Вот и сказано. Столько боялся этого, по ночам вскакивал, планы разрабатывал, как бы вывернуться, как бы спастись. От каждого письма пóтом обливался. На звонки не отвечал. А теперь, когда уже сказано все, то и не страшно.
– Ну так я работаю, дело это, знаете ли, непростое. – Врать становится легко и приятно. – Поэпизодник у меня не пошел, вычеркнул половину, стало пусто, пришлось новые линии продумывать. Арку никак не зафиналю, представляете?

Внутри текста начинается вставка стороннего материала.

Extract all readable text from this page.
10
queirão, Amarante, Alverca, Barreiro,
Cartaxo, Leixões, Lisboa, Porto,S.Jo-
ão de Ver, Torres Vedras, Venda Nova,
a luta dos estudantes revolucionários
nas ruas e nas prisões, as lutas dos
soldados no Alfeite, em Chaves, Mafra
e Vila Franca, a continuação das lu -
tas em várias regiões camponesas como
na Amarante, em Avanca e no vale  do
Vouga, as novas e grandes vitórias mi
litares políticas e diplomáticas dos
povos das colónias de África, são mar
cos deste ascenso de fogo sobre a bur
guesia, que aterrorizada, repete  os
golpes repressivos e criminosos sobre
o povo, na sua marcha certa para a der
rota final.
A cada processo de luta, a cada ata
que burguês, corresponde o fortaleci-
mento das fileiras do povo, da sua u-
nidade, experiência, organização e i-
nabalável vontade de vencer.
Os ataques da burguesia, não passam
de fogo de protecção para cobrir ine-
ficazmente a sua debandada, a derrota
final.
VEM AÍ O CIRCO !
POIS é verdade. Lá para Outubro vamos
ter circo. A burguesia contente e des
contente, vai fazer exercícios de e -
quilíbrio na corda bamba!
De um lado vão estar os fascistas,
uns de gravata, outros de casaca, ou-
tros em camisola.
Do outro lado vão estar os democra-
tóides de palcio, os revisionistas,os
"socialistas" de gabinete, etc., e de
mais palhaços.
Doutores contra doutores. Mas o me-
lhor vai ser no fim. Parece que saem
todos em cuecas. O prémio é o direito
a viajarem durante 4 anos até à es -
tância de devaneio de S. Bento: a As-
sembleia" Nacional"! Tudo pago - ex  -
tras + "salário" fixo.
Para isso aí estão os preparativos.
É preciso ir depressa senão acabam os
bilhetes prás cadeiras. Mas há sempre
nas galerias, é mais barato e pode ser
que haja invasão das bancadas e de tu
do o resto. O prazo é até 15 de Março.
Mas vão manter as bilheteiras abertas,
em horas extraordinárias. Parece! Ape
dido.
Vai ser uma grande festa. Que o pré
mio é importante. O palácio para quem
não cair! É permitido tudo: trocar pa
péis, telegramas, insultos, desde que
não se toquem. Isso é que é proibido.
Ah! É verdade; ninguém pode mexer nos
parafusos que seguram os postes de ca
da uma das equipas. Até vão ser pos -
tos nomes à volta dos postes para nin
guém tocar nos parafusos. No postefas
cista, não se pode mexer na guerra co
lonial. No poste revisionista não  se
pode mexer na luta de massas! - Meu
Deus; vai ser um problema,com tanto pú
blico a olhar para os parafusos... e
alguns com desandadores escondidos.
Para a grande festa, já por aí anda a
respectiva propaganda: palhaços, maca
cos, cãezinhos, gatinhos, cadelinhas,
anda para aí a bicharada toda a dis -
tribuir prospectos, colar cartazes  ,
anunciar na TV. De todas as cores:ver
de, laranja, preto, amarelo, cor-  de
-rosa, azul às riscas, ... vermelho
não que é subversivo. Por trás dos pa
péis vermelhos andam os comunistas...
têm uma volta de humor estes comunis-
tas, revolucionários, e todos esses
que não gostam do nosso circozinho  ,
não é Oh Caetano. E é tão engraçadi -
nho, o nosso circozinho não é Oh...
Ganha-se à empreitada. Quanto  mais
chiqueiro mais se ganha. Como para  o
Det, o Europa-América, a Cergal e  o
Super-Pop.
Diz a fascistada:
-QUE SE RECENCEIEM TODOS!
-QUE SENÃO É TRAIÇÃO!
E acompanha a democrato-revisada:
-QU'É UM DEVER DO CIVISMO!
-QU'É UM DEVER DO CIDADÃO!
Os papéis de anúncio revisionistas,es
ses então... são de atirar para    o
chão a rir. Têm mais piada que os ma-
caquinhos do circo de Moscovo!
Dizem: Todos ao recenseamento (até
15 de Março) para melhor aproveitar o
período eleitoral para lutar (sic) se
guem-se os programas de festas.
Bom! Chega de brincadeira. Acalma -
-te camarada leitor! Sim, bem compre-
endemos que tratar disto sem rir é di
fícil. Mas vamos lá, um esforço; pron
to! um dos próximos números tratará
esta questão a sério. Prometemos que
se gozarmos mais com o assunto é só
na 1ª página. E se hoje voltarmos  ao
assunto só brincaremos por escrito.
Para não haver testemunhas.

Зуев смотрит тяжело, но не перебивает, а я все плету и плету.
– Опять же, два месяца – это шестьдесят дней, если по тысяче слов за день, то шестьдесят тысяч!.. – И останавливаюсь, потому что большей ерунды уже не придумать.
Зуев сдержанно смеется.
– Прохвост ты, Мишка, – говорит он, и я вспоминаю, что мужик он, по сути, хороший.
Вон как у нас с ним в гору все поперло. Жалко подводить. Но время стремительно приближается к четырем, и шанс подвести всех, а себя так и вовсе под монастырь, увеличивается в геометрической прогрессии.
– Константин Дмитриевич, не давите вы на меня! – примирительно прошу я, поднимаясь с кресла. – Все сдам в срок. Клянусь.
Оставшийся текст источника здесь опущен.